Cuando yo era pequeño, vivía en una casita de chocolate y turrón y Caperucita La Roja no venía todavía a casa a pedirles a mis papás el portazgo, los pechos y los diezmos, así que podíamos permitirnos ir a recoger agua mineral gratuita del manantial de la comunidad de vecinos sin recargo ni impuesto al valor añadido.
Yo pasaba las tardes después de salir de la escuela del Hospicio columpiándome en el jardincillo lleno de gnomos y arañitas y nunca imaginé que llegaría al estado adulto.
De esta manera pasé hasta los primeros 30 o 35 años de edad y recuerdo vagamente que me gustaba mucho vivir en la “sociedad civil”, eran tan dulce y blanda, como el regazo de una madre joven y a veces amenazadora, cuando la sopa se enfriaba en el plato y el ceño de una bella mujer se obedecía con automatismo bien aprendido.
Al menos entonces podía competir con mis iguales, los niños de la casita de mazapán y torrijas de los vecinos, en igualdad de condiciones. Pues a veces solíamos salir a pasear por los alrededores del recinto carcelario, es decir, “la sociedad civil libre”, y en el prado deshojábamos margaritas y recitábamos la lección de nuestros venerables tatarabuelos: “España, sí; España, no… España, sí; España, no… me quiere, no me quiere”.
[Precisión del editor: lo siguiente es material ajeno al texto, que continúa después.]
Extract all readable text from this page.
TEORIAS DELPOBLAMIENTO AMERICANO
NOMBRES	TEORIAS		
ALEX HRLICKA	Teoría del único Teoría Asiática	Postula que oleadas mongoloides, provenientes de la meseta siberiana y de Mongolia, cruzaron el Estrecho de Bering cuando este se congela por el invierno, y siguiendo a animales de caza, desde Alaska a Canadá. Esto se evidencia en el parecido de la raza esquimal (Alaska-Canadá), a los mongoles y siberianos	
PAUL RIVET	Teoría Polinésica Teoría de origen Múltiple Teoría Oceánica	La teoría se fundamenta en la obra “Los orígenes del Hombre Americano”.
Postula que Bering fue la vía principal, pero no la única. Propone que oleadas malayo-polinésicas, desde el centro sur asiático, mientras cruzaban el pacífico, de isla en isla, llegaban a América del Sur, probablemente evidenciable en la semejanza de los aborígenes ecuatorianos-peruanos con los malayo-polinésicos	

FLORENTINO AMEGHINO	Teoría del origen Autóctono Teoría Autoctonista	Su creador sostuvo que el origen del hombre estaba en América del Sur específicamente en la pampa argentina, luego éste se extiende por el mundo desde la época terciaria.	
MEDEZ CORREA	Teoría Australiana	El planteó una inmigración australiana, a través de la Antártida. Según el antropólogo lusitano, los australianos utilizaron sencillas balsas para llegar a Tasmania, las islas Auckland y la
Siempre había un Guardabosques que nos regalaba caramelos a cambio de callarnos y no denunciarlo, porque sabíamos que era él quien se comía los cervatillos del Señor del Castillo en las fogatas que hacía en el claro del bosque, después de despellejar y destripar cruelmente a los animalitos.
Y así, a fuerza de tantos caramelos a cambio de nuestro silencio y complicidad, el Guardabosques ya se ha comido a todos los cervatillos y dice que estamos lo suficientemente orondos y blanditos como lechones para probar su nuevo asador de barbacoas con nosotros, los Hijos del Cambio.